Exercise Keeps Your Skin Younger Longer
Indirectly, exercise is part of an overall healthier lifestyle. Regular exercise keeps harmful stress levels at bay. This is good news for people who struggle with skin conditions that are exacerbated by stress. Do look here for the best clothing for larger people that will be suitable for doing any exercises effortlessly.
Directly, exercise improves the circulation to the skin. “Increased blood and oxygen flow to the cells flushes out free radicals that contribute to the signs of aging,” explains Johnston. Increased skin cell turnover that can come with exercise can also mean healthier, glowing skin.
Research backs it up.
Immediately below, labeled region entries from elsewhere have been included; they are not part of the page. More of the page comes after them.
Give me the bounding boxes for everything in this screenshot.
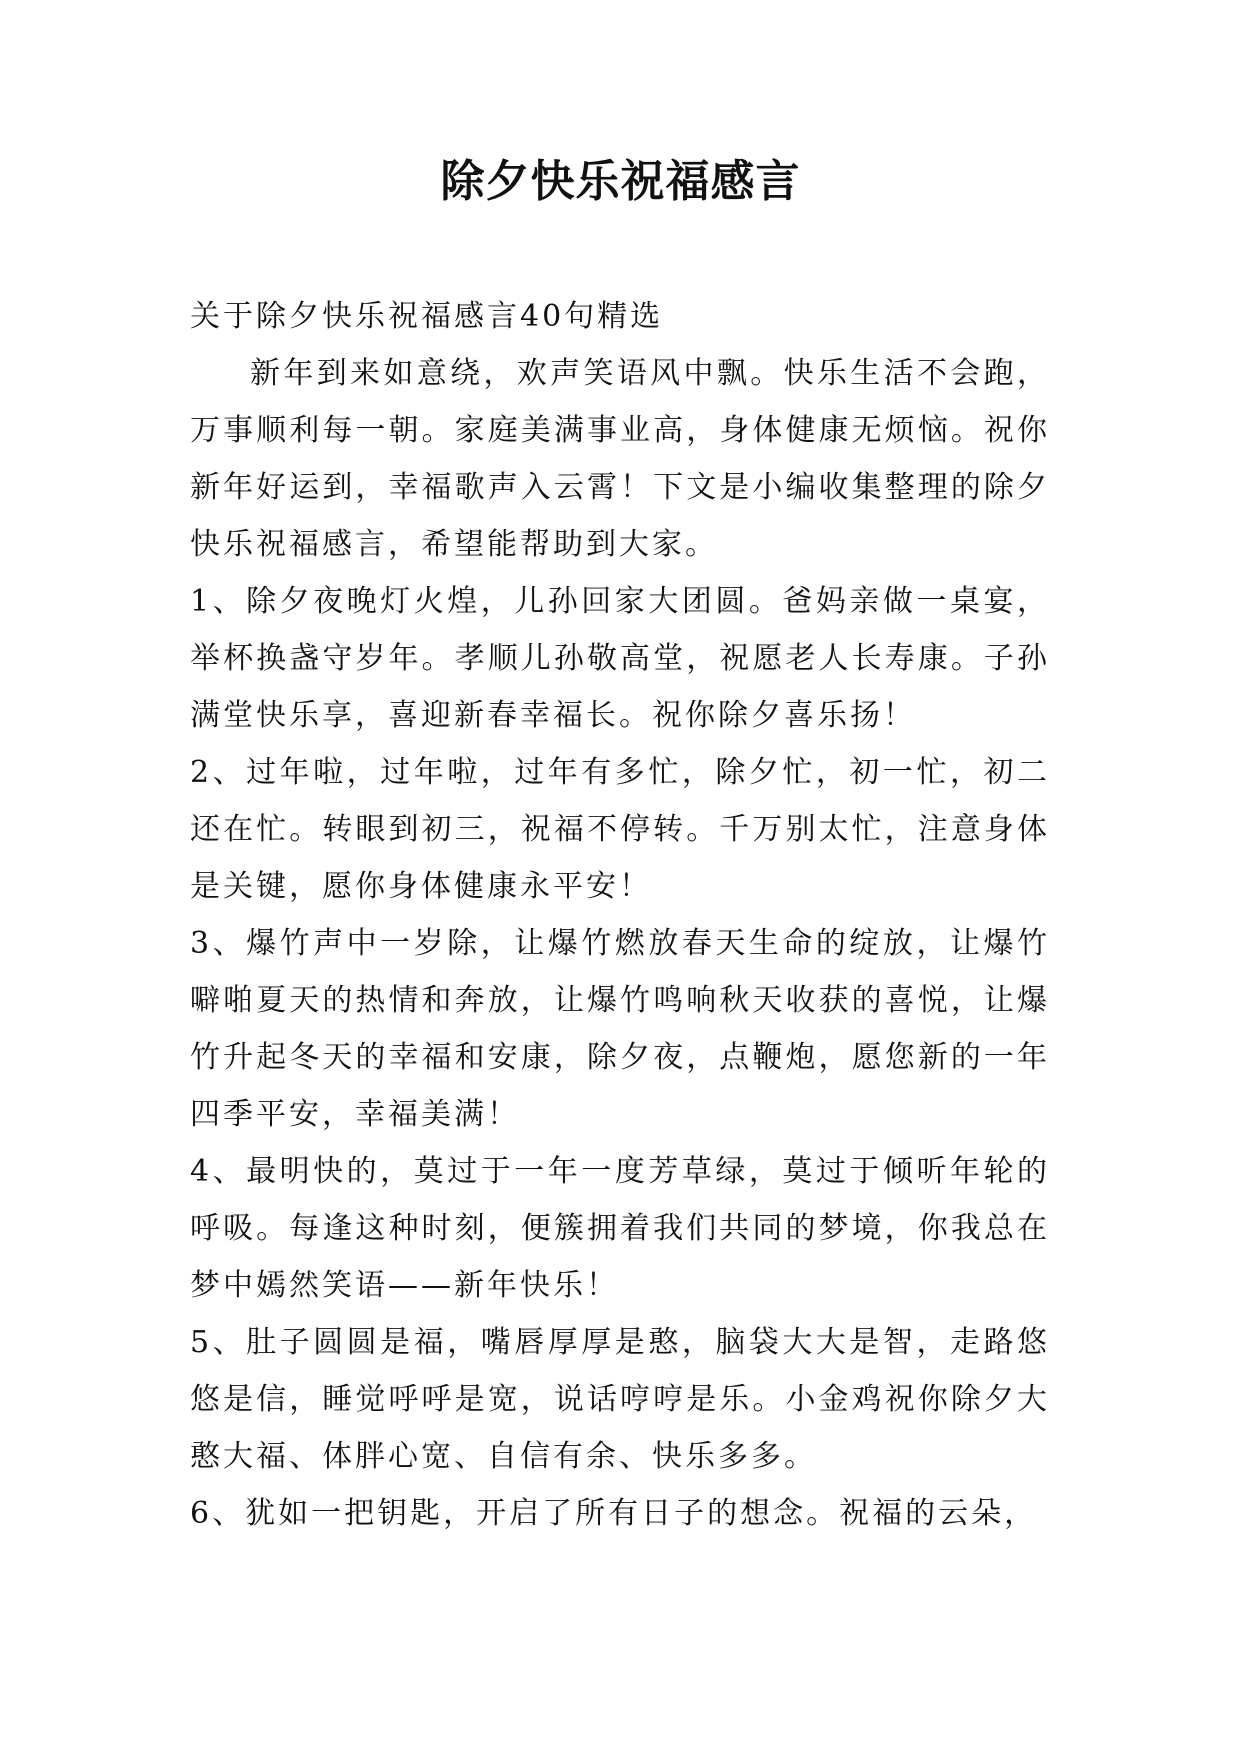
intro-paragraph: 新年到来如意绕，欢声笑语风中飘。快乐生活不会跑，万事顺利每一朝。家庭美满事业高，身体健康无烦恼。祝你新年好运到，幸福歌声入云霄！下文是小编收集整理的除夕快乐祝福感言，希望能帮助到大家。: [190, 356, 1050, 562]
list-item: 1、除夕夜晚灯火煌，儿孙回家大团圆。爸妈亲做一桌宴，举杯换盏守岁年。孝顺儿孙敬高堂，祝愿老人长寿康。子孙满堂快乐享，喜迎新春幸福长。祝你除夕喜乐扬！: [190, 584, 1050, 733]
list-item: 4、最明快的，莫过于一年一度芳草绿，莫过于倾听年轮的呼吸。每逢这种时刻，便簇拥着我们共同的梦境，你我总在梦中嫣然笑语——新年快乐！: [190, 1154, 1050, 1303]
list-item: 3、爆竹声中一岁除，让爆竹燃放春天生命的绽放，让爆竹噼啪夏天的热情和奔放，让爆竹鸣响秋天收获的喜悦，让爆竹升起冬天的幸福和安康，除夕夜，点鞭炮，愿您新的一年四季平安，幸福美满！: [190, 926, 1050, 1132]
list-item: 6、犹如一把钥匙，开启了所有日子的想念。祝福的云朵，: [190, 1496, 1038, 1531]
document-subtitle: 关于除夕快乐祝福感言40句精选: [190, 299, 664, 334]
list-item: 2、过年啦，过年啦，过年有多忙，除夕忙，初一忙，初二还在忙。转眼到初三，祝福不停转。千万别太忙，注意身体是关键，愿你身体健康永平安！: [190, 755, 1050, 904]
document-title: 除夕快乐祝福感言: [440, 156, 801, 207]
list-item: 5、肚子圆圆是福，嘴唇厚厚是憨，脑袋大大是智，走路悠悠是信，睡觉呼呼是宽，说话哼哼是乐。小金鸡祝你除夕大憨大福、体胖心宽、自信有余、快乐多多。: [190, 1325, 1050, 1474]
document-body: [190, 288, 1050, 1542]
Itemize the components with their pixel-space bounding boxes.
A study done on people who led sedentary lifestyles versus those who exercised regularly showed marked differences in both the outer layer (stratum corneum) which gets thicker with age, and the inner layer (dermis) which gets thinner with age. The active group showed skin with younger characteristics than the inactive group.
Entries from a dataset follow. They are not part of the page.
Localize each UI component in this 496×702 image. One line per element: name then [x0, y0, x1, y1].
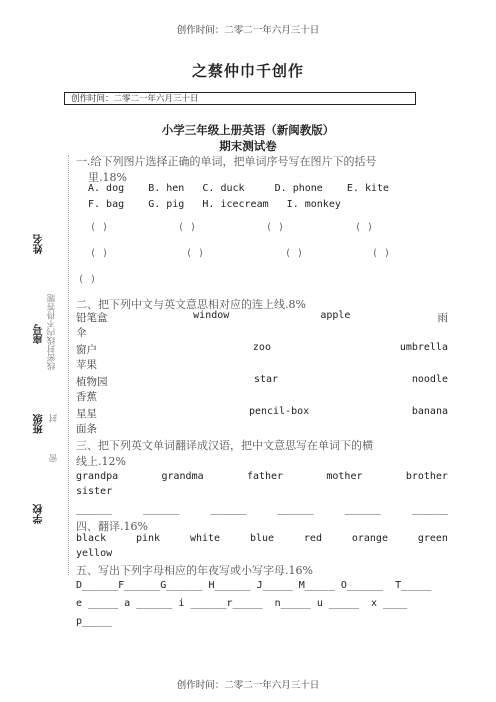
en-word: banana [411, 406, 448, 417]
class-label: 班级 [34, 414, 45, 434]
answer-paren[interactable]: ( ) [372, 248, 391, 259]
cn-word: 植物园 [76, 376, 108, 388]
q2-matching-table [76, 310, 448, 436]
q3-title-cont: 线上.12% [76, 455, 126, 468]
en-word: mother [326, 471, 363, 482]
q2-title: 二、把下列中文与英文意思相对应的连上线.8% [76, 298, 306, 311]
document-subtitle: 期末测试卷 [219, 139, 277, 153]
creation-time-box: 创作时间：二零二一年六月三十日 [64, 92, 416, 105]
q1-title-cont: 里.18% [88, 171, 127, 184]
page-header: 创作时间：二零二一年六月三十日 [176, 25, 320, 36]
match-row [76, 421, 448, 436]
answer-blank[interactable]: ______ [411, 504, 448, 515]
en-word: star [253, 374, 279, 385]
en-word: grandpa [76, 471, 119, 482]
en-word: blue [249, 533, 275, 544]
answer-paren[interactable]: ( ) [186, 248, 205, 259]
answer-paren[interactable]: ( ) [178, 222, 197, 233]
en-word: grandma [161, 471, 204, 482]
match-row [76, 374, 448, 389]
match-row [76, 389, 448, 406]
en-word: green [417, 533, 448, 544]
en-word: sister [76, 486, 113, 497]
cn-word: 伞 [76, 327, 87, 339]
q1-options-2: F. bag G. pig H. icecream I. monkey [88, 199, 341, 210]
en-word: noodle [411, 374, 448, 385]
q3-word-row [76, 471, 448, 482]
en-word: father [246, 471, 284, 482]
match-row [76, 310, 448, 325]
en-word: pink [135, 533, 161, 544]
q3-title: 三、把下列英文单词翻译成汉语，把中文意思写在单词下的横 [76, 439, 373, 452]
answer-paren[interactable]: ( ) [90, 248, 109, 259]
cn-word: 香蕉 [76, 391, 97, 403]
answer-paren[interactable]: ( ) [285, 248, 304, 259]
cn-word: 星星 [76, 408, 97, 420]
q1-title: 一.给下列图片选择正确的单词，把单词序号写在图片下的括号 [76, 155, 377, 168]
binding-margin [8, 174, 78, 534]
q3-blank-row [76, 504, 448, 515]
match-row [76, 406, 448, 421]
en-word: black [76, 533, 107, 544]
match-row [76, 325, 448, 342]
answer-blank[interactable]: ______ [76, 504, 113, 515]
seat-label: 座号 [34, 324, 45, 344]
en-word: umbrella [399, 342, 448, 353]
answer-paren[interactable]: ( ) [78, 274, 97, 285]
name-label: 姓名 [34, 234, 45, 254]
match-row [76, 342, 448, 357]
cn-word: 雨 [437, 312, 448, 324]
q4-title: 四、翻译.16% [76, 520, 148, 533]
cn-word: 面条 [76, 423, 97, 435]
cn-word: 窗户 [76, 344, 97, 356]
answer-blank[interactable]: ______ [210, 504, 247, 515]
en-word: orange [351, 533, 388, 544]
q4-word-row [76, 533, 448, 544]
seal-note: 线密封线内不得答题 [47, 294, 57, 371]
answer-blank[interactable]: ______ [344, 504, 381, 515]
seal-char: 封 [49, 414, 59, 423]
school-label: 学校 [34, 504, 45, 524]
en-word: window [193, 310, 230, 321]
en-word: white [189, 533, 221, 544]
en-word: red [303, 533, 322, 544]
q5-letter-line-2[interactable]: e _____ a ______ i ______r_____ n_____ u _____ x ____ [76, 598, 408, 609]
cn-word: 铅笔盒 [76, 312, 108, 324]
q5-letter-line-3[interactable]: p_____ [76, 616, 113, 627]
en-word: brother [405, 471, 448, 482]
author-title: 之蔡仲巾千创作 [191, 62, 304, 80]
q1-options-1: A. dog B. hen C. duck D. phone E. kite [88, 183, 390, 194]
page-footer: 创作时间：二零二一年六月三十日 [176, 680, 320, 691]
answer-paren[interactable]: ( ) [90, 222, 109, 233]
answer-paren[interactable]: ( ) [266, 222, 285, 233]
q5-title: 五、写出下列字母相应的年夜写或小写字母.16% [76, 564, 313, 577]
answer-blank[interactable]: ______ [277, 504, 314, 515]
cn-word: 苹果 [76, 359, 97, 371]
en-word: apple [320, 310, 351, 321]
en-word: pencil-box [248, 406, 310, 417]
mi-char: 密 [49, 454, 59, 463]
en-word: zoo [252, 342, 271, 353]
q5-letter-line-1[interactable]: D______F______G______ H______ J_____ M_____ O______ T_____ [76, 580, 432, 591]
match-row [76, 357, 448, 374]
en-word: yellow [76, 548, 113, 559]
answer-blank[interactable]: ______ [143, 504, 180, 515]
answer-paren[interactable]: ( ) [355, 222, 374, 233]
document-title: 小学三年级上册英语（新闽教版） [161, 123, 335, 137]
Not only that, but when they retested the sedentary group of people after just three months of regular exercise, they found that the skin layers showed improvement. “This means that even if you haven’t been active in the past, starting an exercise routine now can have a positive impact on your skin,” Johnston says.
It’s important that you care for your skin properly when you exercise. For example, if you are jogging, cycling or doing other outdoor activities be sure you are protecting your skin. Cover yourself with light, loose-fitting clothing, wear a hat and sunglasses and apply sunscreen. Also, wash your skin with gentle soap to reduce the chance of clogged pores from sweating.